TORONTO — People will do anything to capture the perfect shot while on vacation, but at what cost?
According to a new global study by the US National Library of Medicine National Institutes of Health, ‘selfie’ deaths are on the rise, with 259 deaths reported in 137 incidents from October 2011 to November 2017. There were only three selfie-related deaths in 2011, but that number spiked to 98 in 2016 and 93 in 2017.
Drowning, transport and falling were the top reasons for deaths caused by selfies, which is defined as any accidental death that occurs while doing self-photography or clicking selfies.
“Selfie deaths have become an emerging problem and we performed this study to assess the epidemiology of self-related deaths across the globe,” said the report.
The organization inputted keywords such as ‘selfie deaths’, ‘selfie accidents’ and ‘‘mobile death/accidents’ when gathering data. It found that the mean age of people who’ve died was 22.94 years, with 72.5% of total deaths occurring in males and 27.5% in females.

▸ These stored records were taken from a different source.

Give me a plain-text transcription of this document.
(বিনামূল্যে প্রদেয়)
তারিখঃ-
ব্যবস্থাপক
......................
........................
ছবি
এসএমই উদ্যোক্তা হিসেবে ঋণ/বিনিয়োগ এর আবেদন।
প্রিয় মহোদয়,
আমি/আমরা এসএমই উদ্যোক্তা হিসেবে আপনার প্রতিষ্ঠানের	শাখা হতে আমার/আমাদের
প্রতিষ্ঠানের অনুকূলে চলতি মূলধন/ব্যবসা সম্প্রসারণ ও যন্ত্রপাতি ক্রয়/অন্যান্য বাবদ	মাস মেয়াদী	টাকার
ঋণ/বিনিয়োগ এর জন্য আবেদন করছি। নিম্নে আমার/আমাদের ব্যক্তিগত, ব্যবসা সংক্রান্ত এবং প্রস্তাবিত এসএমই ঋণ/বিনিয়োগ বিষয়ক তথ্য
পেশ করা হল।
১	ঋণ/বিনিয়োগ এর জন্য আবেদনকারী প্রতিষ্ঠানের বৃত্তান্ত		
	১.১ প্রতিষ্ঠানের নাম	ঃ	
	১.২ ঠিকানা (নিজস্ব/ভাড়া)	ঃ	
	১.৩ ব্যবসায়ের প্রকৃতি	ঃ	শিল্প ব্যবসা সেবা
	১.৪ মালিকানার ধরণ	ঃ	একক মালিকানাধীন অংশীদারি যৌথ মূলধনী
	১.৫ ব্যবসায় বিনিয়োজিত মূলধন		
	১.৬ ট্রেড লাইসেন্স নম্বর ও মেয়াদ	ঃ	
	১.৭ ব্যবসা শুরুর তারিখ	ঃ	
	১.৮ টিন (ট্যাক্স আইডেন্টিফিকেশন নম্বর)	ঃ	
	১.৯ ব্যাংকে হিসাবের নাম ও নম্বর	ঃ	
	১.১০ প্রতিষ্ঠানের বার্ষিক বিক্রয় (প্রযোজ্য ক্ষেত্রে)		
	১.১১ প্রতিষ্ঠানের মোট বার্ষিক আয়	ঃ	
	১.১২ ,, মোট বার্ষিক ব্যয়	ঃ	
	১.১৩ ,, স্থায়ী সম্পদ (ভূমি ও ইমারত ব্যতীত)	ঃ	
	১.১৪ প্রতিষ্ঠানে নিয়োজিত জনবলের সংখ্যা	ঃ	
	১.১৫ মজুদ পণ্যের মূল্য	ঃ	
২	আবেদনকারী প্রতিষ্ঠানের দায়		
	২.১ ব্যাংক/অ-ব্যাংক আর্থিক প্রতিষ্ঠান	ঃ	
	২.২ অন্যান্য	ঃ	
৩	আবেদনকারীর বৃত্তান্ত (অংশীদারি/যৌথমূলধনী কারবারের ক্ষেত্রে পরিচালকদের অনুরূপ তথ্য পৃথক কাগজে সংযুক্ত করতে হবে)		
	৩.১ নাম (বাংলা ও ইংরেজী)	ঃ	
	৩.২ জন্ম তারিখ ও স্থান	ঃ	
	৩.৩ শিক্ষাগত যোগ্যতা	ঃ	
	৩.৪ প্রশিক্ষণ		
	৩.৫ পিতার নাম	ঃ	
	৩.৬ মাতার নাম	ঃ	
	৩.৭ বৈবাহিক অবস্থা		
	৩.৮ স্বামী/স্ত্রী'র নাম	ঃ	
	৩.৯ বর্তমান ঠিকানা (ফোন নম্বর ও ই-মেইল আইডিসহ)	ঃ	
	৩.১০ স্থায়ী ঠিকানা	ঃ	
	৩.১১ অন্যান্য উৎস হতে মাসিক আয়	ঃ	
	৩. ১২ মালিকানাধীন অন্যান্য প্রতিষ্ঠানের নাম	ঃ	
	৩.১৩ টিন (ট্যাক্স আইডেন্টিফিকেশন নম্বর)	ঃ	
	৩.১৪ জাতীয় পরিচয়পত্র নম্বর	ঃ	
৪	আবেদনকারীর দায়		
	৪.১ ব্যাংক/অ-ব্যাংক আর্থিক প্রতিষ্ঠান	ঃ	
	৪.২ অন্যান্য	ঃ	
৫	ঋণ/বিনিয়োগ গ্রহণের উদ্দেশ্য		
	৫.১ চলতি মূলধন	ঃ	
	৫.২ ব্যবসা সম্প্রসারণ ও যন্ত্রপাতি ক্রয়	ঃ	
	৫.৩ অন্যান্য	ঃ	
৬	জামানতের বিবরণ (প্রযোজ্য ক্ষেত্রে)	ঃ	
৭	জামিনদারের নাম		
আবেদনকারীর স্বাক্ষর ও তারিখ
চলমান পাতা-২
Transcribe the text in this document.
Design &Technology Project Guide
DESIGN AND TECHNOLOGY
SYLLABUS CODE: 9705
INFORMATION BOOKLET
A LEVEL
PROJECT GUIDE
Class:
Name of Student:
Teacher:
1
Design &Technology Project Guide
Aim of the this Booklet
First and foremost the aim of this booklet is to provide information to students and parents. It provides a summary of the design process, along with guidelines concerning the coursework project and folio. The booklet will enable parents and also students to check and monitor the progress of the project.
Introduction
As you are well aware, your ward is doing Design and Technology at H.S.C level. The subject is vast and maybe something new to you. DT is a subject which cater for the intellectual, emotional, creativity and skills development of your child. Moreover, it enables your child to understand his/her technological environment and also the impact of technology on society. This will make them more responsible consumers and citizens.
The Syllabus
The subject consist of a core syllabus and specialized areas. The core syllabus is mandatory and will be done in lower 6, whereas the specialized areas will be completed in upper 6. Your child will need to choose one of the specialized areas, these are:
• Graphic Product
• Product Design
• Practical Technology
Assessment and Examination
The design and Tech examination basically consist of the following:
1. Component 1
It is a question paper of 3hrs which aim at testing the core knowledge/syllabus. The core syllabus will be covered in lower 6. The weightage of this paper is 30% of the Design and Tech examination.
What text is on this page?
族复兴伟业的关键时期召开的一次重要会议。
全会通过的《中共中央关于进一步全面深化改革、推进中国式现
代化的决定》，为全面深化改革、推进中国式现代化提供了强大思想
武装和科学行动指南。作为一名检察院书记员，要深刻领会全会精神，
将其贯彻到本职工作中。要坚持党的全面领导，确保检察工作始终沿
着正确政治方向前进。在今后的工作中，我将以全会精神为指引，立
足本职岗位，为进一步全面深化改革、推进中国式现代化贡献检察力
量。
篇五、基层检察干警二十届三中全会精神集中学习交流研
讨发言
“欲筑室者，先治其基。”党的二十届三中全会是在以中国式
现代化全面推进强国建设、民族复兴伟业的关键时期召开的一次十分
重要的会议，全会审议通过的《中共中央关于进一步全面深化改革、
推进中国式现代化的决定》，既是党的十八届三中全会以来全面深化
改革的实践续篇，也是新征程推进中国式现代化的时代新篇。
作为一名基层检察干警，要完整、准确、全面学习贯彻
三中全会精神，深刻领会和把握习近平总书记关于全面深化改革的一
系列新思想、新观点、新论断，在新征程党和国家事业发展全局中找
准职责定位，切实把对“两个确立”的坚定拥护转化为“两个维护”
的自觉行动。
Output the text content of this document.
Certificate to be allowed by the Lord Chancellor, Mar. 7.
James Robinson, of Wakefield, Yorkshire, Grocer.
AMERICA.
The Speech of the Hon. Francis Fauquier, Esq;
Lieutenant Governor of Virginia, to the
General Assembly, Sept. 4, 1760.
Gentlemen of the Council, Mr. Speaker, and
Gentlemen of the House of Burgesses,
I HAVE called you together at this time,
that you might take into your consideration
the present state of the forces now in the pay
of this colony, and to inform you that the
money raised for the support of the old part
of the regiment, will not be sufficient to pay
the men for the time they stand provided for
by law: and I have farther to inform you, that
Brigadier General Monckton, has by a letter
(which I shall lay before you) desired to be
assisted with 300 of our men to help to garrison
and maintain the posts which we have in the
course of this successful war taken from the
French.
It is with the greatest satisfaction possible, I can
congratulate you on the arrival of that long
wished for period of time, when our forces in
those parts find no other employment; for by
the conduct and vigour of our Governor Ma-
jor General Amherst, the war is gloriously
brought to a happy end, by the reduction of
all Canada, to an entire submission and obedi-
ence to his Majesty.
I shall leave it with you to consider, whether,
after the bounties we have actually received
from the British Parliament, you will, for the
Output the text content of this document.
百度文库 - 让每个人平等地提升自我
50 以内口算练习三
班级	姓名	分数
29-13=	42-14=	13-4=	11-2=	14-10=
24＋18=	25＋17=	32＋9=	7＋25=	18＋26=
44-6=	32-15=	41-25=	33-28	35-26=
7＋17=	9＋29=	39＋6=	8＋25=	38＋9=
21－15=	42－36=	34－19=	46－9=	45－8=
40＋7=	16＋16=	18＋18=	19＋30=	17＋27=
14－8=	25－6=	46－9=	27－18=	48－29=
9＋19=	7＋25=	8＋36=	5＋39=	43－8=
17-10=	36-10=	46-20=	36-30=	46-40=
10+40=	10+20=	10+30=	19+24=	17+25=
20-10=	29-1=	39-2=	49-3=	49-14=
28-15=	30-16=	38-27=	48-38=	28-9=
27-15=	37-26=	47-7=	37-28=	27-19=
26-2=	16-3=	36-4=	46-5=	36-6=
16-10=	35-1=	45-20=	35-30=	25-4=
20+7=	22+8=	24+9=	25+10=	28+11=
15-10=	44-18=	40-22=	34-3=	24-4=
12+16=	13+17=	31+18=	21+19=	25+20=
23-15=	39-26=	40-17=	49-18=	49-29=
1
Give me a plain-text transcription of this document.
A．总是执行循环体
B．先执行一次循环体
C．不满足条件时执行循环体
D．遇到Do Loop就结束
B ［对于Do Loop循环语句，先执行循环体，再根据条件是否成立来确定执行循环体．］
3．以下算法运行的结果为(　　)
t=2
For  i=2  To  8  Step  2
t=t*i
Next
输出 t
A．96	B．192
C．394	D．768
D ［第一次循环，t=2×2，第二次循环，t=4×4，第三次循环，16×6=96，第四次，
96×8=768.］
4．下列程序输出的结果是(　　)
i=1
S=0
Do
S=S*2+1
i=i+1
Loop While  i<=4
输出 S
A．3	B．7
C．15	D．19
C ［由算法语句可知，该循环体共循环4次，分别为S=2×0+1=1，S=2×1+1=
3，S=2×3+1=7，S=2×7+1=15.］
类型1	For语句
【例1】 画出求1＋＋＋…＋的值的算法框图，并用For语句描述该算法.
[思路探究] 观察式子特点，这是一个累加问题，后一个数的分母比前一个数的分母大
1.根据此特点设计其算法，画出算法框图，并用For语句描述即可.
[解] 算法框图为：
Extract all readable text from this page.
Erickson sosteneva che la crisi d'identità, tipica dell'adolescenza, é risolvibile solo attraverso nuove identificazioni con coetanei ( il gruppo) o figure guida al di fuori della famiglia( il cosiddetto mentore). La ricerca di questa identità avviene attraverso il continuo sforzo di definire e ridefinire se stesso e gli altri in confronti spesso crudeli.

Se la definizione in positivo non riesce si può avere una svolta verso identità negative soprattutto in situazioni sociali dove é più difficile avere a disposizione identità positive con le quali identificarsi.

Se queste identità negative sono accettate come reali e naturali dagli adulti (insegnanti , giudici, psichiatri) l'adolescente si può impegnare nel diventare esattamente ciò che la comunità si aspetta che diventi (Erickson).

Where are selfies most dangerous? Russia, United States and Pakistan.
The report also stated that “this is just the tip of the iceberg”, with many cases not being reported. For example, certain deaths due to selfies may be reported as road traffic accidents or others, which leads to underreporting of a large number of cases.
In September 2018, a California woman fell to her death while taking selfies on the edge of a 200-foot cliff at Pictured Rocks National Lakeshore. In that same month, an Israeli teen also fell to his death while trying to take a selfie at Yosemite National Park.
In June, an Australian couple fell to their deaths while taking a selfie on a 30-metre high wall in Portugal. And in May of this year, a man in Odisha, India tried to take a selfie with a wounded bear and was mauled to death.
To keep click-happy tourists safe, researchers suggest the creation of ‘No selfie zones’ areas in places such as water bodies, mountain peaks and tall buildings.